O'Reilly: "I'll see that he didn't expect it, but I'll see that these kinds of situations in a war on terror, are going to happen."

Napolitano: "Will you see that the police need to have more reasonable standards before they open fire? More than just a heavy coat in the wintertime?"

O'Reilly: "You can't do that until the investigation comes back. But I'll tell you what: If I thought that this guy was a suicide bomber, he fled from me, was down in the tube, in the subway, I would have killed him."

Napolitano: "The American public, all Western public, will accept more security and this type of police behavior, if they think they're afraid. They'll get rid of their liberty, in deference for their security. That's just history. But what happens when the crisis is over? Do the police still have these powers?"

O'Reilly: "The anti-terror policy adopted from Israel is, if you think you have a suicide bomber, you shoot to kill, you shoot at the head. You know that policy, and I know the policy."

Napolitano: "There isn't a state in the union here that allows that."

O'Reilly: "This is the United States, it's not Britain. And our anti-terror policies are going to change..."

Napolitano: "They probably will change because the public wants it. But the public will pay a dear price, and so will innocent people."
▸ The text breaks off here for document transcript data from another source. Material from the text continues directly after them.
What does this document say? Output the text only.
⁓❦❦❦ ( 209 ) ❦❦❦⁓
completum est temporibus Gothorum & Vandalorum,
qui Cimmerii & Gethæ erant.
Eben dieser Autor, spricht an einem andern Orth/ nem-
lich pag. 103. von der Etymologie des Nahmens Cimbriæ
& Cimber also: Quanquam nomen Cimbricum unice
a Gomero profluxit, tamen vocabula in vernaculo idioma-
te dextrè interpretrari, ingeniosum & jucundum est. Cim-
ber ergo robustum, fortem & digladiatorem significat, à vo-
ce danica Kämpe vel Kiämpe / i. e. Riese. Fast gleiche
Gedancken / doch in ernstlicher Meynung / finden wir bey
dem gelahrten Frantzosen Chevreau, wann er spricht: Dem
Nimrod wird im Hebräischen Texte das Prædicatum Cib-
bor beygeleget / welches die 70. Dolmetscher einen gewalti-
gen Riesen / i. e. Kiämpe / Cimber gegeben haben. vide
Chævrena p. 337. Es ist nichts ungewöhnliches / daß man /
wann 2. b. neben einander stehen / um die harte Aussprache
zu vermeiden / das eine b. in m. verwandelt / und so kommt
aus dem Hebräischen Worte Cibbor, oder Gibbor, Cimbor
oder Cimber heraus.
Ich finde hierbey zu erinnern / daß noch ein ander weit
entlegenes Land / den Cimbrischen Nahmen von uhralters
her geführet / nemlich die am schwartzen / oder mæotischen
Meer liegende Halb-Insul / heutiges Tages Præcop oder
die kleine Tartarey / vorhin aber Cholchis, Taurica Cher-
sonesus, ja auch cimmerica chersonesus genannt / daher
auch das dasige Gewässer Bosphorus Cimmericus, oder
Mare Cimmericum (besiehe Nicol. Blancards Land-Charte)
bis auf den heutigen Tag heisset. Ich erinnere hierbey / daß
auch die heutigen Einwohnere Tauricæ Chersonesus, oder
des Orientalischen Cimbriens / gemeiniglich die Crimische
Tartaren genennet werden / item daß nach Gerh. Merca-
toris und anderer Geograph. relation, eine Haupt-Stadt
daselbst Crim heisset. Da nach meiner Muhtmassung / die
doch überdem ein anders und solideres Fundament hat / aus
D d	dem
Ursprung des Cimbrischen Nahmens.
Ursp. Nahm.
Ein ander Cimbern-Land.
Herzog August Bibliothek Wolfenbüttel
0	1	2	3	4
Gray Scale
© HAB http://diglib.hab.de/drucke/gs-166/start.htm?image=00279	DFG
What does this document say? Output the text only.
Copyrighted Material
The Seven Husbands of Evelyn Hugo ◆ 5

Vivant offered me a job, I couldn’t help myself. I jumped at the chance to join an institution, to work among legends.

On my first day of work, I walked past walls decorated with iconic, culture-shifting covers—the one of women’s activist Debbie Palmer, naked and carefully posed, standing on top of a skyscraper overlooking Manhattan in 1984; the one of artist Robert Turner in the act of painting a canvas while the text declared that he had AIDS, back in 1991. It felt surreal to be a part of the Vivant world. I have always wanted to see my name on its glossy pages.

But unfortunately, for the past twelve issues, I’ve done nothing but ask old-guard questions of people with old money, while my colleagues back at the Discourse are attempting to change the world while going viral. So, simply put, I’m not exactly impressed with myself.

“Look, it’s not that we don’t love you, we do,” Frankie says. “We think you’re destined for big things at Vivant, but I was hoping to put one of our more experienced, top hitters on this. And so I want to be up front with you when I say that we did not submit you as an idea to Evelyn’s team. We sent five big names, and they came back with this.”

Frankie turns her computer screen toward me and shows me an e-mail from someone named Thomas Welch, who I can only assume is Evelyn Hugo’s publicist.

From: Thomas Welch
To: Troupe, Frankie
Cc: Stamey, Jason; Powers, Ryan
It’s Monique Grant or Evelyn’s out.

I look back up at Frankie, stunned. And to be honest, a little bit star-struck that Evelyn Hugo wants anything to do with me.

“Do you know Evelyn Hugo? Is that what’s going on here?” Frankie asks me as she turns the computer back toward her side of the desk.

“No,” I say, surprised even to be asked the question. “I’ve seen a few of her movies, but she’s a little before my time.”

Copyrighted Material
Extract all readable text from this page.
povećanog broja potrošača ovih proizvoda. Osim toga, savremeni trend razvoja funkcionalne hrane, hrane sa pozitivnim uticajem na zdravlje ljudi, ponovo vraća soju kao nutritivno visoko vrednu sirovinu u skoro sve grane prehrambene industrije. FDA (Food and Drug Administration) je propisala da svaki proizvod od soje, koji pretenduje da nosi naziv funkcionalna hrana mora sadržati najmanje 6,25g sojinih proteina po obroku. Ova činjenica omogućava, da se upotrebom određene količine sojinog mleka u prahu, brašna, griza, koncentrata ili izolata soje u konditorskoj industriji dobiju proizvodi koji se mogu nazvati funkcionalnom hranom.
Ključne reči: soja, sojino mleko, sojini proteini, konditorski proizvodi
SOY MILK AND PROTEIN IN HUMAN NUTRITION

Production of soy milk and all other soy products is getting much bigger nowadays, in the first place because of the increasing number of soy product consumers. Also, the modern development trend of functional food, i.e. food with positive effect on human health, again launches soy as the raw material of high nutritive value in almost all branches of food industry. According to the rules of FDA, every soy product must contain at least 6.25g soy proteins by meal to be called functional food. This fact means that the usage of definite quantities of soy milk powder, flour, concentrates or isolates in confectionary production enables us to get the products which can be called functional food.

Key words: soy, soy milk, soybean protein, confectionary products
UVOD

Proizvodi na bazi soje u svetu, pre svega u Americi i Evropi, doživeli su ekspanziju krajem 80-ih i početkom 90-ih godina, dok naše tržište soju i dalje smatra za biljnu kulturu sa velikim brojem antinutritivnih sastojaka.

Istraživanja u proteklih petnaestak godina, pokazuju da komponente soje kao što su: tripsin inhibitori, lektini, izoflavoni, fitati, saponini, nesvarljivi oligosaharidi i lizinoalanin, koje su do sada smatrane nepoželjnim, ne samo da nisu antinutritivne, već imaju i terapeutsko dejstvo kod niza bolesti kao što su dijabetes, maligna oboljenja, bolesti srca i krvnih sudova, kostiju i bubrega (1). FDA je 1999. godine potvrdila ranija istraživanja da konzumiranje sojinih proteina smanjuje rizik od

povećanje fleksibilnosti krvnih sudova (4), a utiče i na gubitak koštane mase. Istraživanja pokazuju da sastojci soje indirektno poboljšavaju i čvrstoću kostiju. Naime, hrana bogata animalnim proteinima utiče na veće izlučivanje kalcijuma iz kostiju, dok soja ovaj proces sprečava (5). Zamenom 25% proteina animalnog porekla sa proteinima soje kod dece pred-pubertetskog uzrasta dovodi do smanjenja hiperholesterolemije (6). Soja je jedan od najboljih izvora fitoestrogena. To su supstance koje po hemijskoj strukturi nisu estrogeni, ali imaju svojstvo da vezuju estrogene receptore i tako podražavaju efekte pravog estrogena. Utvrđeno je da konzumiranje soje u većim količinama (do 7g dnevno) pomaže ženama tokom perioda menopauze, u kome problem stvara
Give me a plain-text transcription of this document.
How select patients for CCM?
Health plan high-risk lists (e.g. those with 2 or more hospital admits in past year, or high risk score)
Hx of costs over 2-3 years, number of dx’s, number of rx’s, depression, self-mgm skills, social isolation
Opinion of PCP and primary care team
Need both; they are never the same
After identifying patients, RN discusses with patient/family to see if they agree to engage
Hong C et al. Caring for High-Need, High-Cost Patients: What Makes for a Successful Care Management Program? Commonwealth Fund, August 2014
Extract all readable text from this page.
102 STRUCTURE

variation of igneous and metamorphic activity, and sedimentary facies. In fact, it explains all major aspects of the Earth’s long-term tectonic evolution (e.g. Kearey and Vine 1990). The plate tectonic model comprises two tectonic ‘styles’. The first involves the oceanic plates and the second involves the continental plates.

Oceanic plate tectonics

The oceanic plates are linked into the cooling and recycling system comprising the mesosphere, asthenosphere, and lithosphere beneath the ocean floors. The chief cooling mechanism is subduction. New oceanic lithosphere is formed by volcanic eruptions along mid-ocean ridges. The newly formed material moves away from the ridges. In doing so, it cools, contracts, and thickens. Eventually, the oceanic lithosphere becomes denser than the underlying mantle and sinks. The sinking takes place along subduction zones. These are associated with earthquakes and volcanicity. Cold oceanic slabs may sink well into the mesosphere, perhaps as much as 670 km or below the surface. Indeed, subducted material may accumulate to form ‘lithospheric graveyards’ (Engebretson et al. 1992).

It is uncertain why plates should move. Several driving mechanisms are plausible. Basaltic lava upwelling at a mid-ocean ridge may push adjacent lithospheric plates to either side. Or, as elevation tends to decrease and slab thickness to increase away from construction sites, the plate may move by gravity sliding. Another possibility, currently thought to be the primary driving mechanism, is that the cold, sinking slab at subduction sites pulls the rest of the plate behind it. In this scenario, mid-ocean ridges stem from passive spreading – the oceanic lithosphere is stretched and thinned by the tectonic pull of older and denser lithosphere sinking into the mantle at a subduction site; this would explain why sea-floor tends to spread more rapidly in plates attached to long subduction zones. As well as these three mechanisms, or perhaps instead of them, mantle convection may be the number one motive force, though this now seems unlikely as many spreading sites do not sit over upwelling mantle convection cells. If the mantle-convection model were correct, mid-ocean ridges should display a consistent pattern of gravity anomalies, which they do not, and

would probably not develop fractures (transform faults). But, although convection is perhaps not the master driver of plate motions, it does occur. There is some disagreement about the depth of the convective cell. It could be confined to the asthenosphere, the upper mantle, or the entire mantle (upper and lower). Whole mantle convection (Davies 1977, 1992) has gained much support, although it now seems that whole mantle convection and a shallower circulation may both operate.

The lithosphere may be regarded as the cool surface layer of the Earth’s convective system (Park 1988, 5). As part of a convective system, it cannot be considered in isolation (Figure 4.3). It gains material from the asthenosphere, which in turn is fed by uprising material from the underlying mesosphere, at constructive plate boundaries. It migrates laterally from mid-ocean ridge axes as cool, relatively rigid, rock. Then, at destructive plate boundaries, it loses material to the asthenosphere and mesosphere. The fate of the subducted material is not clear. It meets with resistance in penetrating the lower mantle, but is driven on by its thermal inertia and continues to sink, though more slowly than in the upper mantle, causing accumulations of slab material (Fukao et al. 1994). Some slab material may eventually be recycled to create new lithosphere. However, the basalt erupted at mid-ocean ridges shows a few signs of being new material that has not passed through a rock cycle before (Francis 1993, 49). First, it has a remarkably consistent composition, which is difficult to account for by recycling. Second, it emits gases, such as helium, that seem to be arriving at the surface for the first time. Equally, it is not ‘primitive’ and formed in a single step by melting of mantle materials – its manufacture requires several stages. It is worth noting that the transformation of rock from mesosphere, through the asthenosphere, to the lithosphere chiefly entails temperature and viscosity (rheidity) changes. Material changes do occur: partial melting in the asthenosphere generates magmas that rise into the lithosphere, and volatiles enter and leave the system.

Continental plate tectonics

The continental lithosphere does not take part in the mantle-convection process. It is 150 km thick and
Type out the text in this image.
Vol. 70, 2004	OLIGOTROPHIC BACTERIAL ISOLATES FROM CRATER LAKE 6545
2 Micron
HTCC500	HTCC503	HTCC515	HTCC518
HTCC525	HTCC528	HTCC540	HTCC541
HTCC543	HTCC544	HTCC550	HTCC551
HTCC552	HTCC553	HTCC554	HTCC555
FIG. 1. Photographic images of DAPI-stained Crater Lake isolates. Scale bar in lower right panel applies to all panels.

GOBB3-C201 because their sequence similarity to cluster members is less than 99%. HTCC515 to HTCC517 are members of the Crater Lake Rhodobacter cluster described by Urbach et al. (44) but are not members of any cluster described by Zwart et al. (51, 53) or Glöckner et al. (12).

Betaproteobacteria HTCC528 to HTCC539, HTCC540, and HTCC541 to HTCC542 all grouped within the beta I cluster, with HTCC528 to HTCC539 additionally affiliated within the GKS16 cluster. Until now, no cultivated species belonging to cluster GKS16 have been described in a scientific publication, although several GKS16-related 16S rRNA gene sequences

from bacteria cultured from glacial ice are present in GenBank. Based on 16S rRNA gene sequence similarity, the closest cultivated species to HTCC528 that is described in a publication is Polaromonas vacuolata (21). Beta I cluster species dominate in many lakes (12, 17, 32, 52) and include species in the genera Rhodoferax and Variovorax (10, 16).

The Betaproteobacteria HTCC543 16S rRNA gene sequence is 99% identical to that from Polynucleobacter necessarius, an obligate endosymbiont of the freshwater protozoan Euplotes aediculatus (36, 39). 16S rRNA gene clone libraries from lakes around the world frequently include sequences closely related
It would be hard to envision that a single state in this union of ours would create a law that would explicitly allow police to shoot in the head a suspect who was fleeing from them. A shot to the head almost guarantees a person's death, and when it has not been positively and unequivocally established that such a person is a lethal threat, it would seem a betrayal of the American ideals of fairness and justice that such a person be summarily executed on the spot.

If the United States is ever forced to change its procedures, such that a person is allowed to be shot in the head and guaranteed death, only because of suspicion that such a person is a suicide bomber, it will indeed be a sad day for this country.